Engage, that is, in the idea of co-operation between Arab and Israeli musicians. "Communication through music is the biggest lesson we can ever have - letting each other express what we have to say," Ahmadieh says. He is surprisingly open when it comes to discussing the controversial nature of the orchestra, where political debates are actively encouraged as the legacy of Said's efforts (he died in 2003 of leukaemia).

"Maestro Barenboim took charge of the music and Edward Said took charge of the cultural, political and education side of things," says Ahmadieh. "Though, actually, I won't call it an education. It was more like putting a discussion on the table." Said's wife, Miriam, has now taken over her late husband's role. "She's responsible for inviting intellectuals, and we have wonderful opportunities to talk to people who, I must say, living in the Arab world, I wouldn't have the chance to meet otherwise.

"[The discussions] are hot sometimes," Ahmadieh says. "People do leave the room. You're not polite or diplomatic but just say what you think." It is this exchange of ideas and provision of a meeting point that is so central to the project. "For us Lebanese, we have restrictions. We cannot go to the occupied territories, we cannot go to Israel. The only thing we hear is what we're told, so it's very important for us to have contact with these people. I have lots of friends that I communicate with from Israel now."

Currently, the Divan consists of 120 musicians from Egypt, Lebanon, Jordan, Syria and Israel, as well as Spain, where the summer rehearsal camp is based. In the 10th and 11th centuries, Ahmadieh says, "Spain was the perfect example of an intercultural exchange. Jews, Muslims and Christians had a chance to coexist." Barenboim and Said came up with the idea of rehearsing in Spain, and the Spanish government agreed. It has supported the orchestra ever since, going so far as to organise diplomatic passports for the orchestra's 2005 concert date in Ramallah.

It was an ambitious undertaking for the group, and many dropped out through fear or pressure from family and friends. To get there, the Arab, Israeli and Spanish musicians travelled in three separate convoys, with the Israelis allowed in for one day only and escorted back out by the police as soon as the concert was finished. "It was one of my biggest dreams to go to Ramallah and see for myself," Ahmadieh says. "And it was one of the most important things we've ever achieved in the Divan."

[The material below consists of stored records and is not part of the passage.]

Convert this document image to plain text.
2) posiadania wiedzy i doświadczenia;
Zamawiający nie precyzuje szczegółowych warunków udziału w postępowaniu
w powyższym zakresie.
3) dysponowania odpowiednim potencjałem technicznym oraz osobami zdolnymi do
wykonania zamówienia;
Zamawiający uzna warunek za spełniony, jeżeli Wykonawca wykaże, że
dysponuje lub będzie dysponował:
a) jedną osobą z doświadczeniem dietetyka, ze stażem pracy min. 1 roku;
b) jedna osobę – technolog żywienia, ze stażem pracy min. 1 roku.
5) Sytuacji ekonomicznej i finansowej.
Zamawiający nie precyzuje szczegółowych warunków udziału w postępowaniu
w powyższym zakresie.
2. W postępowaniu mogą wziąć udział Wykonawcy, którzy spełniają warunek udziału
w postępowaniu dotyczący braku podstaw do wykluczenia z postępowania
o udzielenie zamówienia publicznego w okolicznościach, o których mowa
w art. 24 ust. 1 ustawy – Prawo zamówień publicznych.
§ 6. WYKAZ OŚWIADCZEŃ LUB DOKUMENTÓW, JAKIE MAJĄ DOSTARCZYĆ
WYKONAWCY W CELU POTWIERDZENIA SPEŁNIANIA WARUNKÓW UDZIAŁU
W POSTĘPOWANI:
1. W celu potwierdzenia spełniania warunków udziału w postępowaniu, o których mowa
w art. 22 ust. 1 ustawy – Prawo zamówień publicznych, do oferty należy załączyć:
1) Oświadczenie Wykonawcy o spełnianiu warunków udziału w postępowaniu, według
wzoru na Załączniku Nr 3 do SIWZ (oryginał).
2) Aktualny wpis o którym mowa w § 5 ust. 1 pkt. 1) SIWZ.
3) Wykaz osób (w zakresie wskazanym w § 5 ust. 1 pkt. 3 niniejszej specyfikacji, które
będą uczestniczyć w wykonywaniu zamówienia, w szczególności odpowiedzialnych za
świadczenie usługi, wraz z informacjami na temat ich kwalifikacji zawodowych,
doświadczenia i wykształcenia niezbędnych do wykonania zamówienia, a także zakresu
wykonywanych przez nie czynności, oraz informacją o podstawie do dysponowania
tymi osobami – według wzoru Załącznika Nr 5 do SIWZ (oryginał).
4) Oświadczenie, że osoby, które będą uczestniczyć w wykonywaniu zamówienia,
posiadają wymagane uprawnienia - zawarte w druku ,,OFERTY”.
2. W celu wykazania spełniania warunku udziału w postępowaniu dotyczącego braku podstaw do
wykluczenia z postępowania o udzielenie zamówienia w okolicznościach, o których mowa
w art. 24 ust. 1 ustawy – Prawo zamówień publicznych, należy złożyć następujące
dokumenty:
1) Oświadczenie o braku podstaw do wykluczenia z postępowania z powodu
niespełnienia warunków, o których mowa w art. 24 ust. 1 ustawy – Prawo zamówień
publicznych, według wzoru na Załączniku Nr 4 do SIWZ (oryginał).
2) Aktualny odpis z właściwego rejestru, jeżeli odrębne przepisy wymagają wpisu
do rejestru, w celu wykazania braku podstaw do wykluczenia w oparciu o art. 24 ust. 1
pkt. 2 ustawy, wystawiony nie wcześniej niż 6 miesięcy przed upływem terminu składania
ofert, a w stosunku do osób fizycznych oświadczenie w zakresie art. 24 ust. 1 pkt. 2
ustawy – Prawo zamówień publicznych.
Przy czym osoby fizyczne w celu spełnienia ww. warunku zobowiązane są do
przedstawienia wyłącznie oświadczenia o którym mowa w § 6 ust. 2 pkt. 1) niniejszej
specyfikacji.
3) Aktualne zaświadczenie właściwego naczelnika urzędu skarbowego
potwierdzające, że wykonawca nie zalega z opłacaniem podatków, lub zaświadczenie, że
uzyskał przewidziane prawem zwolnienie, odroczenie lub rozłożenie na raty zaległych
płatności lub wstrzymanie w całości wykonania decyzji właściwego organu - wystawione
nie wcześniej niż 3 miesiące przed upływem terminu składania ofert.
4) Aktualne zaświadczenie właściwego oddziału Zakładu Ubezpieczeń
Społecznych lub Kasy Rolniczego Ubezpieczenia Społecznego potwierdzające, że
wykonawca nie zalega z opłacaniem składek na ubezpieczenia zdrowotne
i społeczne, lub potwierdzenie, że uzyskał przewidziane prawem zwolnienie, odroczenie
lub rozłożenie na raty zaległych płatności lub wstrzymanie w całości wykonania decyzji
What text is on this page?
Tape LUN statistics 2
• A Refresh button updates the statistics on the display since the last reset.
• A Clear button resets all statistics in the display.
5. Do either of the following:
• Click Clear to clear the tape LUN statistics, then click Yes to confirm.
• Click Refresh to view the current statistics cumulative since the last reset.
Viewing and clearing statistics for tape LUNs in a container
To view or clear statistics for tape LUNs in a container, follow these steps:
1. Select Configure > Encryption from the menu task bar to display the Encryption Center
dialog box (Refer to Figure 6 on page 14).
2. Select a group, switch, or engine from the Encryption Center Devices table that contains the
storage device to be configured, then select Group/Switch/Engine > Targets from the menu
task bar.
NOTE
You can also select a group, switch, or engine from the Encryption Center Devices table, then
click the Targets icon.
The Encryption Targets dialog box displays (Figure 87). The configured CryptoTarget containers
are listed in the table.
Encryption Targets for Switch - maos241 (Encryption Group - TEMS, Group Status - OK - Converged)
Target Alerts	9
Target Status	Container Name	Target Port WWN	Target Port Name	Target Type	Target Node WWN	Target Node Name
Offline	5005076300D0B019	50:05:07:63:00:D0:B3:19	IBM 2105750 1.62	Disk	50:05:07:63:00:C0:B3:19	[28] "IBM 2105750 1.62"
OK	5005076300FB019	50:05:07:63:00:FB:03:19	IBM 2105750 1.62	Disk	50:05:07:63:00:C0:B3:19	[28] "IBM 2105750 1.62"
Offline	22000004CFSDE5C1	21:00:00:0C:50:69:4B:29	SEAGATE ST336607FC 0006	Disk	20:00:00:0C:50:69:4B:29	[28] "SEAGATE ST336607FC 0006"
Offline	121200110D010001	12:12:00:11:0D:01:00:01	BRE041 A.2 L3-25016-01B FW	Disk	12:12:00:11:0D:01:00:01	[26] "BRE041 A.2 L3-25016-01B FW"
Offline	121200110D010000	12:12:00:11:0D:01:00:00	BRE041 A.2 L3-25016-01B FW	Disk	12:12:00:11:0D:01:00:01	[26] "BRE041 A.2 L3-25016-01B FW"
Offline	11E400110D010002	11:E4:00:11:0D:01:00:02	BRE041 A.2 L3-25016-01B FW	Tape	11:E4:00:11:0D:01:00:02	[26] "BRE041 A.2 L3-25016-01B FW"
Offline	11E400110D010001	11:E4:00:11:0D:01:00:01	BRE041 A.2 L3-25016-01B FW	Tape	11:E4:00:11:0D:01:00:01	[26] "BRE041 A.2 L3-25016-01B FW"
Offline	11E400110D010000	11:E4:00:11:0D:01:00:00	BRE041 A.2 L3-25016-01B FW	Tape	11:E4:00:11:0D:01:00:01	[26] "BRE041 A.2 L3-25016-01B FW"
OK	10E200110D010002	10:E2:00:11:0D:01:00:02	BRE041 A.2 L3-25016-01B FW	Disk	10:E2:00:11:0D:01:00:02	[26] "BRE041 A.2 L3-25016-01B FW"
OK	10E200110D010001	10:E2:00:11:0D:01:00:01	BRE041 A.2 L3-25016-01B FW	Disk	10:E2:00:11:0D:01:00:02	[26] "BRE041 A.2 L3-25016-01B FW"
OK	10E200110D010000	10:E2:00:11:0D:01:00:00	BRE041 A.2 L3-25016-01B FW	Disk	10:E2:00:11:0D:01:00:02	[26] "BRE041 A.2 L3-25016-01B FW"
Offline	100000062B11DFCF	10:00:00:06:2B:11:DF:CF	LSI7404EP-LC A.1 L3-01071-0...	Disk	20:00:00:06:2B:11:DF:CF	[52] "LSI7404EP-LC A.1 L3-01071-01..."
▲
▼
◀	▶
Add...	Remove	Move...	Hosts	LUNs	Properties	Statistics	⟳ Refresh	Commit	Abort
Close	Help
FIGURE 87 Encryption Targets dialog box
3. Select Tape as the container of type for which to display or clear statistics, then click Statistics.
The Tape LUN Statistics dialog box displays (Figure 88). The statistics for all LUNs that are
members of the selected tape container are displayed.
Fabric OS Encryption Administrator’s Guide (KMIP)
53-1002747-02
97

The concert there also inspired Barenboim to do other projects in the area: a kindergarten, a music conservatory and scholarships for talented musicians. Sadly, the recent events in Gaza led him to cancel two of the orchestra's concerts, scheduled this month in Qatar and Egypt. Ahmadieh remains upbeat. "Said and Barenboim said that the full dimension of the workshop will only be achieved if this orchestra could play in every capital that is being represented in it," he says. Until then, it seems he and the Divan remain determined to play on.